Infrastructure construction sector – Powered up by strong backlog
Sector note 25/05/2023 230
- Most of listed infra construction companies recorded positive revenue growth in 1Q23 and but their net margin dropped yoy mainly due to a lack of one-off gained profit and higher interest expenses.
- Expectations of strong public investment disbursement and high backlog value will help infra construction companies break through in terms of revenue and operating profit in the 2023-25F period.
- We believe that the North-South Expressway Phase 1 & 2 projects will be the main growth drivers for construction companies in 2023-25F.
Government accelerates disbursement of infra development in order to support economy expansion
Since early 2023, Vietnam’s government has stepped up public investment to support economic growth amid weak private investment and FDI inflows. Thus, we maintain our forecast that the implemented state capital to increase by 25% compared to the actual 2022 figure. We believe that infra construction companies will benefit from this trend. In fact, the backlog value of the leading companies increased significantly in 1Q23, equivalent 3.7x-6.0x compared to annual revenue in 2021-22 period.
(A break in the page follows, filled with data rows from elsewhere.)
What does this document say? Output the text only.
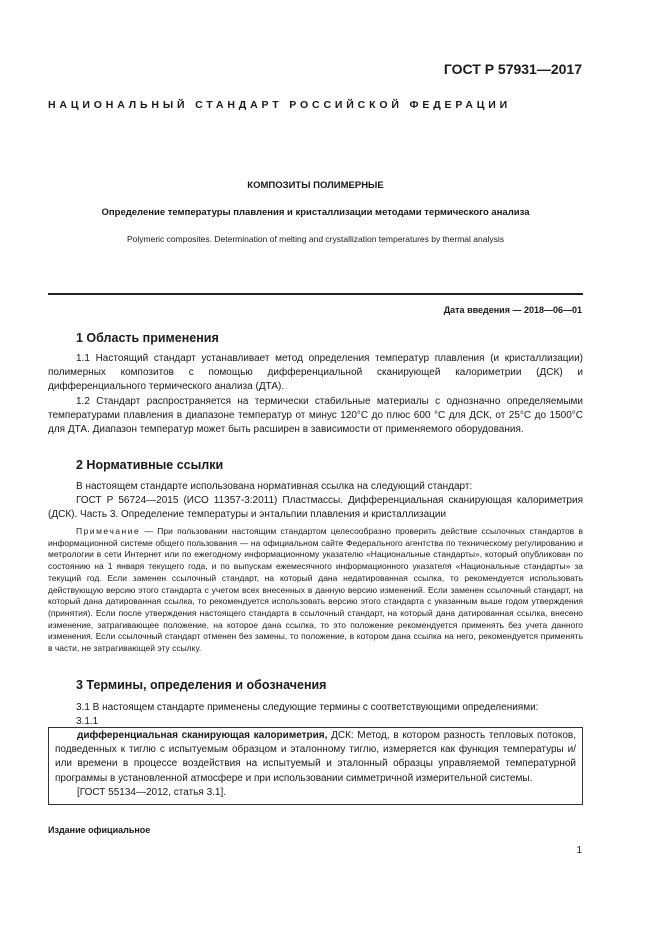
ГОСТ Р 57931—2017
НАЦИОНАЛЬНЫЙ СТАНДАРТ РОССИЙСКОЙ ФЕДЕРАЦИИ
КОМПОЗИТЫ ПОЛИМЕРНЫЕ
Определение температуры плавления и кристаллизации методами термического анализа
Polymeric composites. Determination of melting and crystallization temperatures by thermal analysis
Дата введения — 2018—06—01
1 Область применения

1.1 Настоящий стандарт устанавливает метод определения температур плавления (и кристаллизации) полимерных композитов с помощью дифференциальной сканирующей калориметрии (ДСК) и дифференциального термического анализа (ДТА).

1.2 Стандарт распространяется на термически стабильные материалы с однозначно определяемыми температурами плавления в диапазоне температур от минус 120°С до плюс 600 °С для ДСК, от 25°С до 1500°С для ДТА. Диапазон температур может быть расширен в зависимости от применяемого оборудования.

2 Нормативные ссылки

В настоящем стандарте использована нормативная ссылка на следующий стандарт:

ГОСТ Р 56724—2015 (ИСО 11357-3:2011) Пластмассы. Дифференциальная сканирующая калориметрия (ДСК). Часть 3. Определение температуры и энтальпии плавления и кристаллизации

Примечание — При пользовании настоящим стандартом целесообразно проверить действие ссылочных стандартов в информационной системе общего пользования — на официальном сайте Федерального агентства по техническому регулированию и метрологии в сети Интернет или по ежегодному информационному указателю «Национальные стандарты», который опубликован по состоянию на 1 января текущего года, и по выпускам ежемесячного информационного указателя «Национальные стандарты» за текущий год. Если заменен ссылочный стандарт, на который дана недатированная ссылка, то рекомендуется использовать действующую версию этого стандарта с учетом всех внесенных в данную версию изменений. Если заменен ссылочный стандарт, на который дана датированная ссылка, то рекомендуется использовать версию этого стандарта с указанным выше годом утверждения (принятия). Если после утверждения настоящего стандарта в ссылочный стандарт, на который дана датированная ссылка, внесено изменение, затрагивающее положение, на которое дана ссылка, то это положение рекомендуется применять без учета данного изменения. Если ссылочный стандарт отменен без замены, то положение, в котором дана ссылка на него, рекомендуется применять в части, не затрагивающей эту ссылку.
3 Термины, определения и обозначения

3.1 В настоящем стандарте применены следующие термины с соответствующими определениями:

3.1.1

дифференциальная сканирующая калориметрия, ДСК: Метод, в котором разность тепловых потоков, подведенных к тиглю с испытуемым образцом и эталонному тиглю, измеряется как функция температуры и/или времени в процессе воздействия на испытуемый и эталонный образцы управляемой температурной программы в установленной атмосфере и при использовании симметричной измерительной системы.

[ГОСТ 55134—2012, статья 3.1].

Издание официальное
1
2023 outlook: Negative bottom line growth despite promising top line
In FY23F, most of listed infra construction companies aimed for revenue growth recovery but were still concerned about the bottom-line growth due to a lack of one-off gained profit. Regarding 1Q23 business results, infra construction companies’ revenue increased by 35% yoy but net profit decreased by 83% yoy mainly due to a lack of one-off gains and higher interest expense.
Financial health will determine the profitability of infra construction companies
We believe that only construction companies with good construction capacity, reasonable machinery mobilisation and abundant working capital can ensure profitability at the North-South Expressway project due to (1) requiring a short construction period; and (2) a fixed profit margin to the project based on the bid price assigned by the Government. At the end of 1Q23, average net debt/equity ratio of infra construction companies was 1.1x. Notably, LCG’s net debt/equity ratio was only 0.01x. Meanwhile, excluding the debt in Nam Ben Thuy 2 BOT project, the net debt/equity ratio of C4G was 0.5x at the end of 1Q23.
We believe C4G and LCG are top beneficiaries of the infra investment booming
Downside risks include: (1) disbursement of public investment is slower-than- expected, (2) shortage of raw materials due to slower-than-expected mining license.
Potential catalyst is raw material prices are lower-than-expected, supporting infra construction companies’ gross margin.